Publication year - 2018
Publication title -
lasers in surgery and medicine
Language(s) - English
Resource type - Journals
SCImago Journal Rank - 0.888
H-Index - 112
eISSN - 1096-9101
pISSN - 0196-8092
DOI - 10.1002/lsm.22705
Subject(s) - laser , materials science , optical coherence tomography , biomedical engineering , optics , laser surgery , imaging phantom , pulse duration , tomography , medicine , physics
Background and Objective Surgical oncology can benefit from specialized tools that enhance imaging and enable precise cutting and removal of tissue without damage to adjacent structures. The combination of high‐resolution, fast optical coherence tomography (OCT) co‐aligned with a nanosecond pulsed thulium (Tm) laser offers advantages over conventional surgical laser systems. Tm lasers provide superior beam quality, high volumetric tissue removal rates with minimal residual thermal footprint in tissue, enabling a reduction in unwanted damage to delicate adjacent sub‐surface structures such as nerves or micro‐vessels. We investigated such a combined Tm/OCT system with co‐aligned imaging and cutting beams—a configuration we call a “smart laser knife.” Methods A blow‐off model that considers absorption coefficients and beam delivery systems was utilized to predict Tm cut depth, tissue removal rate and spatial distribution of residual thermal injury. Experiments were performed to verify the volumetric removal rate predicted by the model as a function of average power.
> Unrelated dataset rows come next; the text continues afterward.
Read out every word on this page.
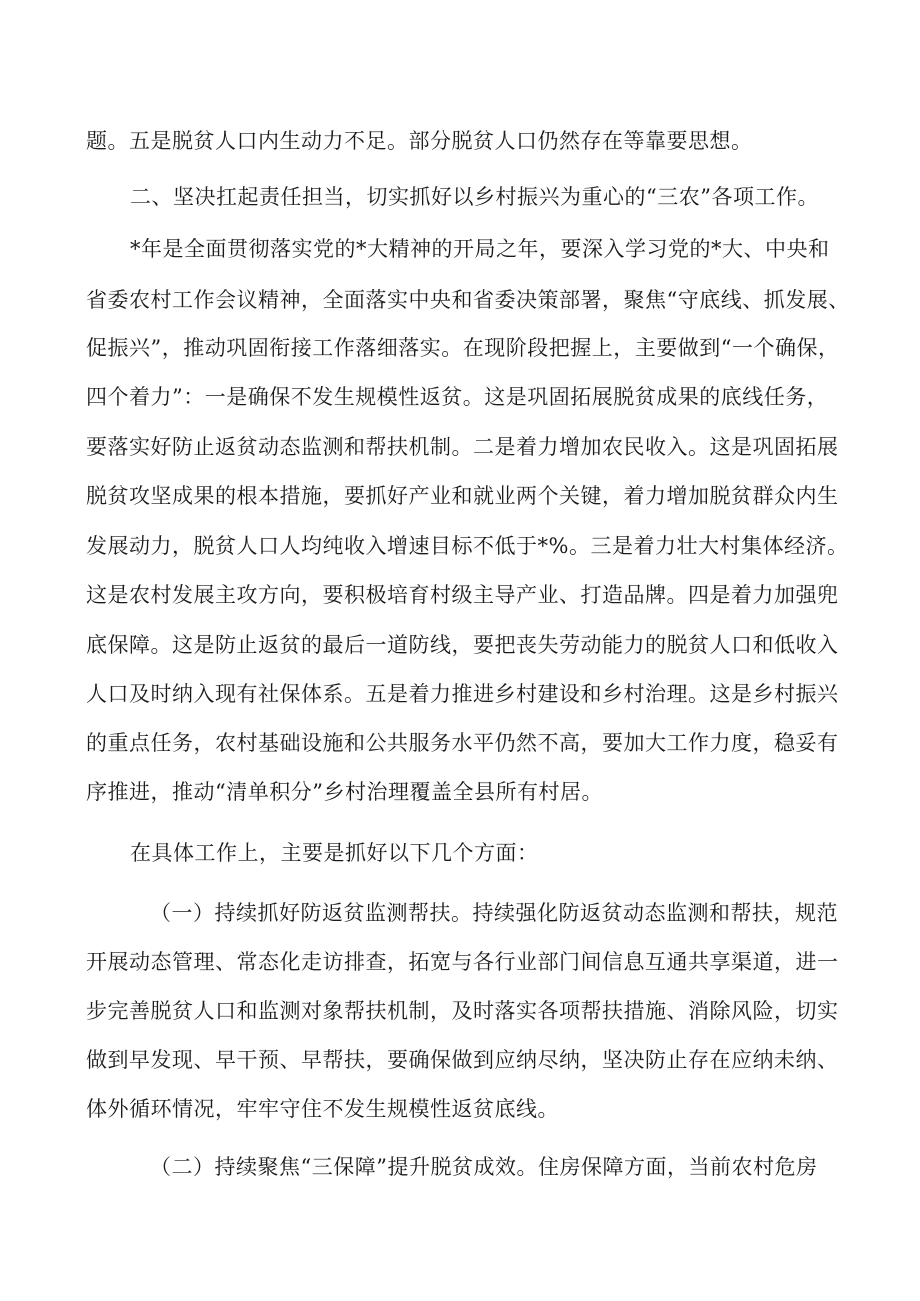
题。五是脱贫人口内生动力不足。部分脱贫人口仍然存在等靠要思想。
二、坚决扛起责任担当，切实抓好以乡村振兴为重心的“三农”各项工作。
*年是全面贯彻落实党的*大精神的开局之年，要深入学习党的*大、中央和
省委农村工作会议精神，全面落实中央和省委决策部署，聚焦“守底线、抓发展、
促振兴”，推动巩固衔接工作落细落实。在现阶段把握上，主要做到“一个确保，
四个着力”：一是确保不发生规模性返贫。这是巩固拓展脱贫成果的底线任务，
要落实好防止返贫动态监测和帮扶机制。二是着力增加农民收入。这是巩固拓展
脱贫攻坚成果的根本措施，要抓好产业和就业两个关键，着力增加脱贫群众内生
发展动力，脱贫人口人均纯收入增速目标不低于*%。三是着力壮大村集体经济。
这是农村发展主攻方向，要积极培育村级主导产业、打造品牌。四是着力加强兜
底保障。这是防止返贫的最后一道防线，要把丧失劳动能力的脱贫人口和低收入
人口及时纳入现有社保体系。五是着力推进乡村建设和乡村治理。这是乡村振兴
的重点任务，农村基础设施和公共服务水平仍然不高，要加大工作力度，稳妥有
序推进，推动“清单积分”乡村治理覆盖全县所有村居。
在具体工作上，主要是抓好以下几个方面：
（一）持续抓好防返贫监测帮扶。持续强化防返贫动态监测和帮扶，规范
开展动态管理、常态化走访排查，拓宽与各行业部门间信息互通共享渠道，进一
步完善脱贫人口和监测对象帮扶机制，及时落实各项帮扶措施、消除风险，切实
做到早发现、早干预、早帮扶，要确保做到应纳尽纳，坚决防止存在应纳未纳、
体外循环情况，牢牢守住不发生规模性返贫底线。
（二）持续聚焦“三保障”提升脱贫成效。住房保障方面，当前农村危房
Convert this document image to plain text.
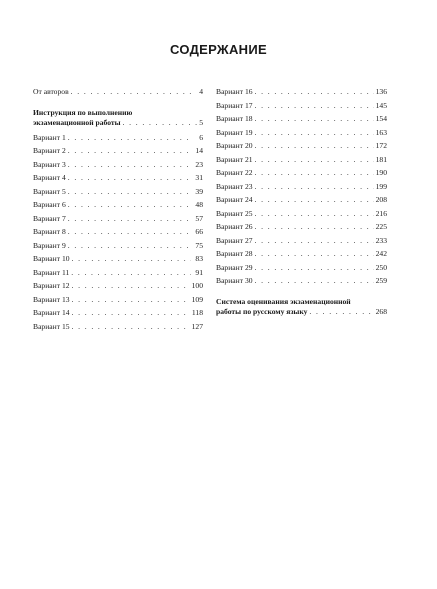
СОДЕРЖАНИЕ
От авторов . . .	4
Инструкция по выполнению
экзаменационной работы . . .	5
Вариант 1 . . .	6
Вариант 2 . . .	14
Вариант 3 . . .	23
Вариант 4 . . .	31
Вариант 5 . . .	39
Вариант 6 . . .	48
Вариант 7 . . .	57
Вариант 8 . . .	66
Вариант 9 . . .	75
Вариант 10 . . .	83
Вариант 11 . . .	91
Вариант 12 . . .	100
Вариант 13 . . .	109
Вариант 14 . . .	118
Вариант 15 . . .	127
Вариант 16 . . .	136
Вариант 17 . . .	145
Вариант 18 . . .	154
Вариант 19 . . .	163
Вариант 20 . . .	172
Вариант 21 . . .	181
Вариант 22 . . .	190
Вариант 23 . . .	199
Вариант 24 . . .	208
Вариант 25 . . .	216
Вариант 26 . . .	225
Вариант 27 . . .	233
Вариант 28 . . .	242
Вариант 29 . . .	250
Вариант 30 . . .	259
Система оценивания экзаменационной
работы по русскому языку . . .	268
A bench‐top, combined Tm/OCT system was constructed using a 15W 1940 nm nanosecond pulsed Tm fiber laser (500 μJ pulse energy, 100 ns pulse duration, 30 kHz repetition rate) for removing tissue and a swept source laser (1310 ± 70 nm, 100 kHz sweep rate) for OCT imaging. Tissue phantoms were used to demonstrate precise surgery with blood vessel avoidance. Depth imaging informed cutting/removal of targeted tissue structures by the Tm laser was performed. Results Laser cutting was accomplished around and above phantom blood vessels while avoiding damage to vessel walls. A tissue removal rate of 5.5 mm 3 /sec was achieved experimentally, in comparison to the model prediction of approximately 6 mm 3 /sec. Conclusion We describe a system that combines OCT and laser tissue modification with a Tm laser. Simulation results of the tissue removal rate using a simple model, as a function of average power, are in good agreement with experimental results using tissue phantoms. Lasers Surg. Med. 50:202–212, 2018. © 2017 Wiley Periodicals, Inc.